Perfect determinism can reduce performance. For large training runs, reproducibility usually means recording enough information to explain and repeat the result within expected variance.

Profiling

Profiling finds where training time is spent. A system may be bottlenecked by data loading, CPU transforms, GPU kernels, synchronization, or disk I/O.

Basic timing:

import time

start = time.time()
for step, batch in enumerate(train_loader):
    data_time = time.time() - start

    images, labels = batch
    images = images.to(device, non_blocking=True)
    labels = labels.to(device, non_blocking=True)

    compute_start = time.time()

    logits = model(images)
    loss = loss_fn(logits, labels)
    loss.backward()
    optimizer.step()
    optimizer.zero_grad(set_to_none=True)

    compute_time = time.time() - compute_start

    print(f"data_time={data_time:.4f} compute_time={compute_time:.4f}")

    start = time.time()

If data_time is large, improve data loading. If compute_time dominates but GPU utilization is low, inspect batch size, kernels, model shape, and synchronization.

Memory Management

Large-scale training often hits memory limits before compute limits. Main memory consumers include activations, parameters, gradients, optimizer state, and input batches.

MethodEffect
Mixed precisionReduces activation and parameter memory
Gradient checkpointingRecomputes activations to save memory
Smaller batch sizeReduces activation memory
Gradient accumulationPreserves effective batch size
Activation offloadingMoves tensors to CPU or storage
Optimizer state shardingReduces per-GPU optimizer memory

For large CNNs and transformers, activation memory often dominates. Gradient checkpointing trades extra compute for lower memory use.

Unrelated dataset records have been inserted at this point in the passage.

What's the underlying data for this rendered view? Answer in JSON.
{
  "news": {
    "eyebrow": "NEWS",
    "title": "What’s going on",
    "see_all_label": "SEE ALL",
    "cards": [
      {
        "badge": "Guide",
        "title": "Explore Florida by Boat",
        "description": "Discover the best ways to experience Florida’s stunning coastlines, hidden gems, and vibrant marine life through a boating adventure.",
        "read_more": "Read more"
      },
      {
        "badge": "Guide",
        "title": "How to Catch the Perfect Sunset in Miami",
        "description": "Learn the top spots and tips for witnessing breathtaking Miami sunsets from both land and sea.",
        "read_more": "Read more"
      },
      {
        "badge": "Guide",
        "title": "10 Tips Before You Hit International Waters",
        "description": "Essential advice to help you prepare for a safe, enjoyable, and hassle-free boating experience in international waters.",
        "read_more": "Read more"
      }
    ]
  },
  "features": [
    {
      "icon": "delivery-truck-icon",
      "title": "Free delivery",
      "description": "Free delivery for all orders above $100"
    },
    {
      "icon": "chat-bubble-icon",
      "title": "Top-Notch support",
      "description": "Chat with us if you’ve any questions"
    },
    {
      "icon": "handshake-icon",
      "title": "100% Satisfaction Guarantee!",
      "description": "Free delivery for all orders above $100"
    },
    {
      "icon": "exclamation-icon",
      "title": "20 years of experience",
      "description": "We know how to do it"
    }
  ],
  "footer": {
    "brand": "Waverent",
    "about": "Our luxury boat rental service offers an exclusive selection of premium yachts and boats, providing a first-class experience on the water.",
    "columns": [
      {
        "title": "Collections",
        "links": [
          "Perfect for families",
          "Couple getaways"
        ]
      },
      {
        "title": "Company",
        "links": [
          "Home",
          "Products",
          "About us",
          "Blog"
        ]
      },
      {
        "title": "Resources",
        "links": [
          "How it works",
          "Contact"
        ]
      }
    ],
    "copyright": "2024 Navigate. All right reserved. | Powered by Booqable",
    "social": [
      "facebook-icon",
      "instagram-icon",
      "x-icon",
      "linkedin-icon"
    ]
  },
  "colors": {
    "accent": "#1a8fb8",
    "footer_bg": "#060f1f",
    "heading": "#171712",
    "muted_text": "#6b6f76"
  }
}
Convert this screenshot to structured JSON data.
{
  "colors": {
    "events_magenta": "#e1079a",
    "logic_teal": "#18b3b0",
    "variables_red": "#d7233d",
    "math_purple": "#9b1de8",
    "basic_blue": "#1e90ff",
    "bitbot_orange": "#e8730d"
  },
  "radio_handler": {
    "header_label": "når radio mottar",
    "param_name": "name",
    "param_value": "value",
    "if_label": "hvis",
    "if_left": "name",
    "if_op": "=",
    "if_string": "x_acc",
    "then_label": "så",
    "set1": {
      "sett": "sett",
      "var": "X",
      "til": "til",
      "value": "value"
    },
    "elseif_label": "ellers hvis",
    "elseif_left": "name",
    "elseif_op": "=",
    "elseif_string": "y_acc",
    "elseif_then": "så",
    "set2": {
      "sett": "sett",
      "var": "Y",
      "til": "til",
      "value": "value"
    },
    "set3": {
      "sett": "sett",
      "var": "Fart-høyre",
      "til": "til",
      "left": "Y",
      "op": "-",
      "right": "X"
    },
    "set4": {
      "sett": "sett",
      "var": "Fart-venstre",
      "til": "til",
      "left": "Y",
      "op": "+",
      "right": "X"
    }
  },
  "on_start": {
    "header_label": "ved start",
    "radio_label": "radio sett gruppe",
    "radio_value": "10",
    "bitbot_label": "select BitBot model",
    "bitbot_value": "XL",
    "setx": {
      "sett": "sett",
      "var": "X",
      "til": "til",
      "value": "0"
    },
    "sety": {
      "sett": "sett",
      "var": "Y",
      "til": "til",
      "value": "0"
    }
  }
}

from torch.utils.checkpoint import checkpoint

def forward(self, x):
    x = checkpoint(self.block1, x)
    x = checkpoint(self.block2, x)
    x = self.head(x)
    return x

Use checkpointing selectively. It can slow training because forward computations are repeated during backpropagation.

Practical Large-Scale Recipe

A stable large-scale image classification setup:

ComponentPractical default
StorageSharded dataset
LoaderMany workers, pinned memory, persistent workers
PrecisionAMP float16 or bfloat16
OptimizerSGD with momentum or AdamW
ScheduleWarmup plus cosine decay
Batch sizeLargest stable global batch
RegularizationWeight decay, augmentation, label smoothing
Distributed methodDDP
CheckpointingModel, optimizer, scheduler, scaler, config
ValidationDistributed full validation at fixed intervals
LoggingThroughput, loss, learning rate, memory, accuracy

Start with a small run before launching a large one. A short overfit test on a small subset can verify that the model, loss, labels, and optimizer are wired correctly.

Summary

Large-scale training requires control over data throughput, memory, precision, distributed synchronization, checkpointing, and validation. The model code may look similar to single-GPU training, but the system around it becomes more important.

A reliable large-scale pipeline keeps GPUs fed, uses mixed precision safely, scales batch size and learning rate together, saves resumable checkpoints, validates correctly across workers, and records enough configuration to make results interpretable.